Monday, May 5, 2008

Appropriation of beasts by the genius Walton Ford...



O Where to begin with Walton Ford... How about the Bess Cutler Gallery in New York circa 1990? That's where my brother and I first saw his work and shared a joint aesthetic explosion that's still combusting. Ford's meticulously rendered mega-sized watercolors speak to themes of colonialism, naturalism, and more specifically, the sensationally decadent and often violent cultural history of humans and animals.

Though he has loved and thought about animals for much of his life, Ford is no latte sipping PETA-registered animal activist. He has hunted animals and been bored by their lazing in zoo enclosures. Ultimately, his work is far more personal than political. He wrestles with the imagined animal - especially as it embodies his perceptions of historical characters such as John James Audubon or Sir Richard Burton - visionary, complex people whose lives were directly related to the nature, aesthetics, and power-struggles of their day.

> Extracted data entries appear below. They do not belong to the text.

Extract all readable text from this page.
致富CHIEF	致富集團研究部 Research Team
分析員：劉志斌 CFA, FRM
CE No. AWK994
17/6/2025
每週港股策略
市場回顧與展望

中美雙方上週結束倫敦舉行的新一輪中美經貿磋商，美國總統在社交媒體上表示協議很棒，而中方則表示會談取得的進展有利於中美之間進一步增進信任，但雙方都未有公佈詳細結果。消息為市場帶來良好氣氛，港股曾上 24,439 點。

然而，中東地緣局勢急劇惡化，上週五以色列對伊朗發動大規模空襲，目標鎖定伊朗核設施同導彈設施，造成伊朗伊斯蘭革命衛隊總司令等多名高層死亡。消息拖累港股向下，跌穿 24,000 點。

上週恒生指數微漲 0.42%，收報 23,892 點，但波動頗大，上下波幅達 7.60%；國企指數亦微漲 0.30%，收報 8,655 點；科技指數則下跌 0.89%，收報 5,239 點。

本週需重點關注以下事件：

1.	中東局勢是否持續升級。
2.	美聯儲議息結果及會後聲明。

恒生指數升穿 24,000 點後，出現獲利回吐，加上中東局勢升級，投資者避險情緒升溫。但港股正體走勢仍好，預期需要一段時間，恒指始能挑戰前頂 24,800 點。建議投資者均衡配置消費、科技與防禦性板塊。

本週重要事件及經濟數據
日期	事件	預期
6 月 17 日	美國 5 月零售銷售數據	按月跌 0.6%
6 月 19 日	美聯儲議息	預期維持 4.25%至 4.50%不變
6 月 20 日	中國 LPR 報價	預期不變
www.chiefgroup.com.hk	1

Ford's paintings are inspired by jolting passages he finds in forgotten old books and newspaper articles. The peculiar animal anecdote of yore is an allegorical tool he uses to trigger electrical storms in between the visual and literary poles of his imagination. The paintings ensue from these psychic tempests for us to unscramble. Each one is pregnant with information. Clues and cues and things to Google.

I love Ford's ability to capture an animal's physicality in ways that depart just slightly from a perfect biological taxonomy. His work is fueled by the enormous power of the imagined animal, the distorted report from an out-of-breath eye-witness, the nightmare, not the facts of an actual one. This feat taps the very core of this site.

You'll be seeing lots of Walton Ford round these parts. He's the official human mascot of the Hypnogogic Zoo.